Я решительно шагнул к А.Беттику. Не ответь он мне сразу и без утайки, клянусь, я бы задушил его!
– Ты отец, – сказал я. – Ты лгал, будто не знаешь, где Энея пропадала почти два года. Ты отец ребенка… очередного мессии.
– Нет, – спокойно ответил андроид. Наблюдатель. Однорукий Наблюдатель, друг, десятки раз вместе с нами рисковавший жизнью. – Нет, я не муж Энеи. И не отец.
– Пожалуйста, – прошептал я, – не лги мне.
У меня тряслись руки. Я знал, что он не мог солгать. Он никогда не лгал.
А.Беттик посмотрел мне в глаза.
– Я не отец, – повторил он. – Отца сейчас нет. Очередного мессии не было. И ребенка нет.
«Умер. Оба умерли… ее ребенок, ее муж – кем бы или чем бы он ни был… сама Энея. Моя дорогая девочка. Моя единственная. Ничего не осталось. Только прах».

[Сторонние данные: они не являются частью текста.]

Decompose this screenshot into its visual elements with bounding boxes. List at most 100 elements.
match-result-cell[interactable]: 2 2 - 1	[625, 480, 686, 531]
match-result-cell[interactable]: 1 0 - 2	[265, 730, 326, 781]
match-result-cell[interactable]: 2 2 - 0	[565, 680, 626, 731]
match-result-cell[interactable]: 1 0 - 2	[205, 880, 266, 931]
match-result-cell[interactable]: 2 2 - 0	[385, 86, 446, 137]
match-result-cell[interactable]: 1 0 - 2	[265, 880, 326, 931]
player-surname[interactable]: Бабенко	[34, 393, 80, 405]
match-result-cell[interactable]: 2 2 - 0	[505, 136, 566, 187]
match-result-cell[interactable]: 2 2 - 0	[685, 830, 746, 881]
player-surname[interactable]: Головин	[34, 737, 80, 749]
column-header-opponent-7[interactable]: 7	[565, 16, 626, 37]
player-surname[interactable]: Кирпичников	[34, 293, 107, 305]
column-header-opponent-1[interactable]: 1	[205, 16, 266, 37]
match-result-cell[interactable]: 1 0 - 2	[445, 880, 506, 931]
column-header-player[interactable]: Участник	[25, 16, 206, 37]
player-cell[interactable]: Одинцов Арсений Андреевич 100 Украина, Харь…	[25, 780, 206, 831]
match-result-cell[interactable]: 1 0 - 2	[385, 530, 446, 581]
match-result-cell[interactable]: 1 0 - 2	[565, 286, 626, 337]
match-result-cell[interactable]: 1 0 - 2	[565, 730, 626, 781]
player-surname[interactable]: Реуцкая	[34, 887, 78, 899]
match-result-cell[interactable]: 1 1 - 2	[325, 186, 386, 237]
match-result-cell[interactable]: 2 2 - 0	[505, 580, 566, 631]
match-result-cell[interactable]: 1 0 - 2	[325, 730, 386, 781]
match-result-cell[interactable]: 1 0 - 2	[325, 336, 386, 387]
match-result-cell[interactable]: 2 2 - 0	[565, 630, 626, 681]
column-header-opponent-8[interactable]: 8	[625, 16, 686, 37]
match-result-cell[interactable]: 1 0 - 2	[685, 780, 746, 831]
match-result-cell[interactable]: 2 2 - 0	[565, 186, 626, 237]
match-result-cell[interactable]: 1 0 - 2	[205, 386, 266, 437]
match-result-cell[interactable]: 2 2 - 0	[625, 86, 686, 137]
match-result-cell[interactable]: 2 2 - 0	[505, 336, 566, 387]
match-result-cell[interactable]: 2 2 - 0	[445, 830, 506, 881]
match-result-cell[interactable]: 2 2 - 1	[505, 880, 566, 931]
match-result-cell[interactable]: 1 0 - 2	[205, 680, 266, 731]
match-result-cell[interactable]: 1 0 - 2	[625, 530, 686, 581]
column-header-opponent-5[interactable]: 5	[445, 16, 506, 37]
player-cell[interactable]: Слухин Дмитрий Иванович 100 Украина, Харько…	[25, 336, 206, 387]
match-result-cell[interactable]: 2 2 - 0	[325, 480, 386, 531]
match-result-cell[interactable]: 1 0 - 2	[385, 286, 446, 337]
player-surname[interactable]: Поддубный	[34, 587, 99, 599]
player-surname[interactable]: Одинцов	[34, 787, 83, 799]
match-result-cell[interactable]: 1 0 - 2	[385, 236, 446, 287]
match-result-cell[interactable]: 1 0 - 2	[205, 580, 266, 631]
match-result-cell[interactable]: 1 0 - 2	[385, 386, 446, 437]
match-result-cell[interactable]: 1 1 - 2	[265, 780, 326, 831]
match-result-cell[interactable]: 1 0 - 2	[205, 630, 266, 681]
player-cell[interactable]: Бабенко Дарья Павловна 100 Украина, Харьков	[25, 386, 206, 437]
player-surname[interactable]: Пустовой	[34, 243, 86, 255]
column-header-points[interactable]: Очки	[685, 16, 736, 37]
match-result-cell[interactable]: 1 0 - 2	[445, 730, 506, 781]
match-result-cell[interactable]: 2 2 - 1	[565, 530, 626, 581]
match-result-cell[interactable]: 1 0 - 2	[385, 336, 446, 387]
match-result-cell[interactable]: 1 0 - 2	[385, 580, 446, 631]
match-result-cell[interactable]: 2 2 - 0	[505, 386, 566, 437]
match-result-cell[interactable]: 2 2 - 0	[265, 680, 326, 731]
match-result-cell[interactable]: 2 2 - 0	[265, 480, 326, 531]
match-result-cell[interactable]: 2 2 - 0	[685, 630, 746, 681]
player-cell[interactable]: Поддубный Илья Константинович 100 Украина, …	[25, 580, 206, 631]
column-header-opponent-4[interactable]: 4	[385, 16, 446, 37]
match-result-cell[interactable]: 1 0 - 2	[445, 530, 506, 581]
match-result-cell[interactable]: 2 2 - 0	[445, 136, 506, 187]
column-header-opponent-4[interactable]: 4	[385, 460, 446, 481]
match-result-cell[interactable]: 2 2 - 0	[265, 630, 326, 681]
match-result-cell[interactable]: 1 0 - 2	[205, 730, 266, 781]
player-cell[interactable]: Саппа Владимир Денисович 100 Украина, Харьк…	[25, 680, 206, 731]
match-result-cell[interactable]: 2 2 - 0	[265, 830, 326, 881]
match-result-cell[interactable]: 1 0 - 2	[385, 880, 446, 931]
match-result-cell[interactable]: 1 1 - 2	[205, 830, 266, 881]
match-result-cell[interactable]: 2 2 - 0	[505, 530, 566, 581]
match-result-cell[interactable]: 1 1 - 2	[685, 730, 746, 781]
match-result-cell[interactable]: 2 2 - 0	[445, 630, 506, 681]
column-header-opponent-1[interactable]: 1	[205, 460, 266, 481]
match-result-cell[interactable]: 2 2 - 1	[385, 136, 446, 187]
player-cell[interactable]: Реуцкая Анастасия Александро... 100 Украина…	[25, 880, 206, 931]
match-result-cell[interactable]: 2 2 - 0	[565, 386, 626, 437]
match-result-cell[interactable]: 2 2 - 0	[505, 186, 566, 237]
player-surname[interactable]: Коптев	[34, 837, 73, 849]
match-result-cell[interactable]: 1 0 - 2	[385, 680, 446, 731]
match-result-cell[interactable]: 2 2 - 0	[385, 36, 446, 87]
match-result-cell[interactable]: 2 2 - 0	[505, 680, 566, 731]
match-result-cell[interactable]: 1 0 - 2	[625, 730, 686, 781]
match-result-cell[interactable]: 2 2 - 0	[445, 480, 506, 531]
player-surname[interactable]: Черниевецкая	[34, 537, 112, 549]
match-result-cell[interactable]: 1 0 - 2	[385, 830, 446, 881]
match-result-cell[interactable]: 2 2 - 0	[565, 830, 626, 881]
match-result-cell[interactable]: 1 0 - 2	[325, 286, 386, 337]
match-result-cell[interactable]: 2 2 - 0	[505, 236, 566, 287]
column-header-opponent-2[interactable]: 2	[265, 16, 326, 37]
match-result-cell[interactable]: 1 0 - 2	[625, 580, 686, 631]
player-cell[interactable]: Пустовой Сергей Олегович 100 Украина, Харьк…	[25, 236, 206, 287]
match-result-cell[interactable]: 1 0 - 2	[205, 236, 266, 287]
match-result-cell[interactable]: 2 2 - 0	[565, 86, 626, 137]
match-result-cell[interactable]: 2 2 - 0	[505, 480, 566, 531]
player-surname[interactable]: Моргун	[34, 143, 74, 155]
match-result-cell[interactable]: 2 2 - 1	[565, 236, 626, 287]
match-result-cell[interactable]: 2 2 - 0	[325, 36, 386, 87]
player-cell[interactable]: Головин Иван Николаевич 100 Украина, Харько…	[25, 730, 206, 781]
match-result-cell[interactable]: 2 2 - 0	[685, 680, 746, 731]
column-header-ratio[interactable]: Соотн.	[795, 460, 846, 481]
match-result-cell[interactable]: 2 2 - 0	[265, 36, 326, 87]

Даже когда я принял решение отыскать ребенка, чтобы потом молить отца-Наблюдателя позволить мне стать его другом и телохранителем, как я был другом и телохранителем Энеи, даже когда я возродил в себе надежду – а не будь надежды, мне бы никогда не сбежать из ящика Шредингера, – даже тогда в самой глубине сознания я знал: во вселенной нет ребенка моей возлюбленной… Я бы непременно расслышал в Бездне музыку его души, словно фугу Баха… ребенка нет. Все, что осталось, – ее пепел.
Я обернулся к отцу де Сойе. Да, теперь я уже готов был прикоснуться к цилиндру с прахом Энеи и, почувствовав холод стали, признать: та, кого я любил, ушла навсегда. Я один найду место, где надо развеять ее прах. Дойду, если понадобится, до Аризоны… Или туда, где был Ганнибал… где был наш первый поцелуй. Возможно, именно там она была счастливее всего.